The Republican group Grow Elect has actively promoted the election of Latino Republicans to non-partisan offices, helping elect some 21 to local offices in 2012. These efforts must be increased, with party financial support. Former CRP Chairman Shawn Steel, whose wife Michelle is California’s highest-elected Republican (she’s a member of the State’s Board of Equalization), has promoted initiatives with the Asian-American community to raise the prominence of local elected Asian American Republicans as party spokespersons and Party committee members. This outreach should include Indian-Americans in Silicon Valley and the Central Valley.
California Republicans need to focus on education reforms that promote accountability and educational achievement that offer hope to Latinos, as well as other minorities, that their children will receive a quality education and job skills. School choice and protecting the existence and growth of charter schools within the public education system should be promoted as alternatives to the dismal failures of union-dominated public school systems around the state.
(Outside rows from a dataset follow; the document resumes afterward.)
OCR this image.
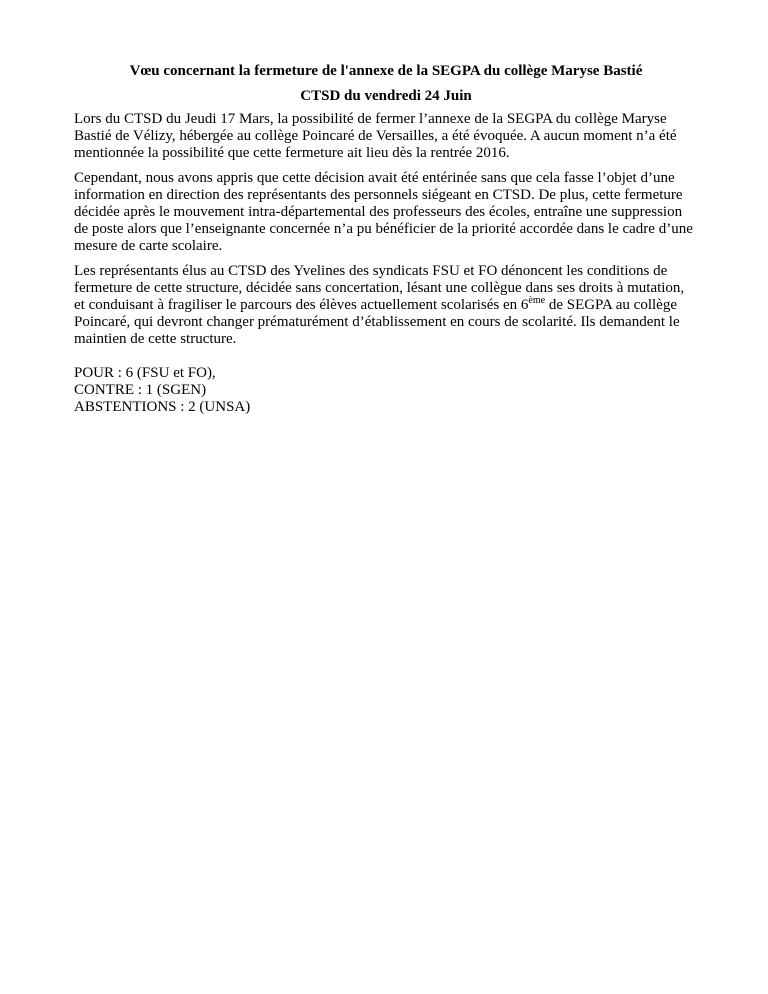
Vœu concernant la fermeture de l'annexe de la SEGPA du collège Maryse Bastié
CTSD du vendredi 24 Juin

Lors du CTSD du Jeudi 17 Mars, la possibilité de fermer l’annexe de la SEGPA du collège Maryse Bastié de Vélizy, hébergée au collège Poincaré de Versailles, a été évoquée. A aucun moment n’a été mentionnée la possibilité que cette fermeture ait lieu dès la rentrée 2016.

Cependant, nous avons appris que cette décision avait été entérinée sans que cela fasse l’objet d’une information en direction des représentants des personnels siégeant en CTSD. De plus, cette fermeture décidée après le mouvement intra-départemental des professeurs des écoles, entraîne une suppression de poste alors que l’enseignante concernée n’a pu bénéficier de la priorité accordée dans le cadre d’une mesure de carte scolaire.

Les représentants élus au CTSD des Yvelines des syndicats FSU et FO dénoncent les conditions de fermeture de cette structure, décidée sans concertation, lésant une collègue dans ses droits à mutation, et conduisant à fragiliser le parcours des élèves actuellement scolarisés en 6ème de SEGPA au collège Poincaré, qui devront changer prématurément d’établissement en cours de scolarité. Ils demandent le maintien de cette structure.

POUR : 6 (FSU et FO),
CONTRE : 1 (SGEN)
ABSTENTIONS : 2 (UNSA)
Finally, Republicans in the Golden State need to get out front on immigration reforms, including those that offer temporary, renewable visas not only to expand the H-1B program for foreigners to fill high tech job openings but also for agricultural workers and immigrants in other fields where there is a certified need for workers. The NAFTA treaty visa system, where Canadian and Mexican natives can get a visa if they demonstrate they have a job offer here, provides a model for such a program. Republicans also need to embrace the equities of a DREAM Act that affords educational opportunities to the children of illegal immigrants who were brought to California by their parents and have no culpability for their parents’ actions, as well as the program that allows foreign nationals who serve in the military a path to citizenship as part of the nation’s historic welcoming hand to immigrants.
If red-state Texas’ Republicans can operate positively with these programs, why can’t California’s Republicans, many of whom look to Texas as a model for how to attain and keep political influence and relevance?
Chuck Bell is the longtime counsel to the California Republican Party and served as outside counsel to many California Republican elected officials. These views are his own and do not represent the views of any of his clients.